Хотя эгоцентрик по определению ставит в центр внимания собственное я, это я (да простит меня Гадда) не всегда настолько сосредоточено на самом себе. В психоаналитической традиции Я (будь оно написано прописной или строчной) рассматривается как функция, регулирующая отношения между внутренним и внешним, желанием и реальностью, законом и импульсом. Можно сказать, что это я – управляющий домом. Домом, который, в силу сложности его устройства, мы можем назвать другим словом, вошедшим в историю психоанализа, – «Самость». Монотеисты психоанализа пишут его с прописной буквы и употребляют только в единственном числе. Я политеист и обычно (за исключением случаев, когда имею в виду понятие грандиозной «Самости», которое имеет определенные корни в психоанализе) предпочитаю писать это слово со строчной буквы и часто употребляю во множественном числе. «Самости» – это мы, ведущие переговоры с самими собой и гарантирующие себе (с большим или меньшим успехом) непрерывность существования. Это подлинное, но гибкое сердце, способное адаптироваться, не теряя своей самобытности. Если бы меня попросили сформулировать одну из сегодняшних проблем, я бы сказал так: мало веры в я, слишком много в эго, мало усилий ради «самости», слишком много ради селфи. Ничего общего с щедрым нарциссизмом некоторых нарциссов, так хорошо описанным в посвящении одного поэта другому – в стихотворении Витторио Серени об Умберто Саба:
Все время о себе он говорил, но никого
я не встречал, кто, говоря о себе,
и у других прося при этом жизни,
ее в такой же, даже в большей мере
давал бы собеседникам[3].
Нарциссизм заставляет нас избавляться от вопросов, на которые нам не хочется отвечать. Сто́ю ли я чего-то? Насколько важна для меня оценка других? Нужно ли мне ощущать себя важным? Очень ли я завистлив? Использую ли я других в своих целях? Презираю ли их, обольщаю их, боюсь их? Служит ли мой альтруизм моей самооценке? С детства воюя с этими вопросами, беззастенчиво и с нежностью подменяя их любящим взглядом, который (не) знает нас, мы рискуем, повзрослев, стать грандиозными нарциссами, высокомерными и лишенными эмпатии. А также рискуем стать нарциссами робкими, боящимися осуждения, уязвимыми для критики, стыдящимися того, кто мы, завидующими тому, чего у нас нет.

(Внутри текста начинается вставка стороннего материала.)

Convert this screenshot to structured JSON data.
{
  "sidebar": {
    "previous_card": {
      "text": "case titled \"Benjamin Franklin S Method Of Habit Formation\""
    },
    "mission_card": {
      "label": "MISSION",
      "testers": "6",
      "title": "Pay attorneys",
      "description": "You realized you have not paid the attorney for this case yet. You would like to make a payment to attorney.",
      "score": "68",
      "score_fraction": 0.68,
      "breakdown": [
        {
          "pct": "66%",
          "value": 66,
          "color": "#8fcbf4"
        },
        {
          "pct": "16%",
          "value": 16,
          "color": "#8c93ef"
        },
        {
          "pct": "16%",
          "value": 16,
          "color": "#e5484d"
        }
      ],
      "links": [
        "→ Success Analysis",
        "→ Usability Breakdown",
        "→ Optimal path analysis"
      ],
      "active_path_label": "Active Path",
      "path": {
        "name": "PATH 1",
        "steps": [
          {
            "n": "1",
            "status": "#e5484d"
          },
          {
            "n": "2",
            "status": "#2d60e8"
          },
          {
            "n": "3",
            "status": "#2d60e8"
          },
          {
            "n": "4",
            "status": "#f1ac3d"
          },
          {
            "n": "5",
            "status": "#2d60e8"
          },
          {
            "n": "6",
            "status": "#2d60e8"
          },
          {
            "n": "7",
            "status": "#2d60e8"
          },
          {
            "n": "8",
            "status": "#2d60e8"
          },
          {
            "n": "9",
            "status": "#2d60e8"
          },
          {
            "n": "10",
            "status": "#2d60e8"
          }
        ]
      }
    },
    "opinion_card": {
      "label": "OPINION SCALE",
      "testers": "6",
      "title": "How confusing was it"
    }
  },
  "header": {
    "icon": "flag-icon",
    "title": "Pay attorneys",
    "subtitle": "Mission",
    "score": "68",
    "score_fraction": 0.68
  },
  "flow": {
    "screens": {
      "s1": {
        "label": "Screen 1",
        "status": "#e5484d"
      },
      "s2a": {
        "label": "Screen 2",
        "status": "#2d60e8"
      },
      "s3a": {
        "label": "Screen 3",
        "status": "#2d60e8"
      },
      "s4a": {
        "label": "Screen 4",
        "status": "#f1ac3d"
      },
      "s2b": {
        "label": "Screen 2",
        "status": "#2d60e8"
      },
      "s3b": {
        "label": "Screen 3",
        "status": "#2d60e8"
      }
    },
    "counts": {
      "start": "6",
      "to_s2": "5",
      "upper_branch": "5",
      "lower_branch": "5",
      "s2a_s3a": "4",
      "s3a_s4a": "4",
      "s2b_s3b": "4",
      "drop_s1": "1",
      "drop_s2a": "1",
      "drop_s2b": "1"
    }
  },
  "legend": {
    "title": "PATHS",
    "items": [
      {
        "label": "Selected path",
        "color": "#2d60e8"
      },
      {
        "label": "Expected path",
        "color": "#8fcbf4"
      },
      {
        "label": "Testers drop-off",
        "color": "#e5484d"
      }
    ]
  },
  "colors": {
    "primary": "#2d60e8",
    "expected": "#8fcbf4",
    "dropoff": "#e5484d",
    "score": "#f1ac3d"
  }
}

Чтобы рассказать об архипелаге нарциссизма, я собрал множество материалов: образы из мифов, кино и литературы; попытки психоанализа объяснить, как и почему становятся нарциссами; коварное разнообразие проявлений диагноза, которое одновременно привлекает и отталкивает клиницистов; истории из криминальной хроники. Также я уделил внимание биологии темперамента и вкладу нейробиологии в понимание нарциссической личности.
Путешествовать по целому нарциссическому архипелагу лучше всего под «Парусом»[4]. Чтобы бороздить коварное море самооценки, я направил свой психологический секстант на два созвездия – классическое и клиническое. Во время моего путешествия мне иногда казалось, что я вхожу в мифическое измерение повествования на языке символов, доступном всем. Именно поэтому я решил начать свой рассказ с Овидия, чтобы потом перейти к современным мифам психиатрии и психоанализа. Текст, который вам предстоит прочесть, разделен на две части: «Мифическая история» и «Клиническая история». Они отражаются друг в друге, и, я надеюсь, отражаются не нарциссически, а диалогически, и в этом диалоге каждая сохраняет свой голос.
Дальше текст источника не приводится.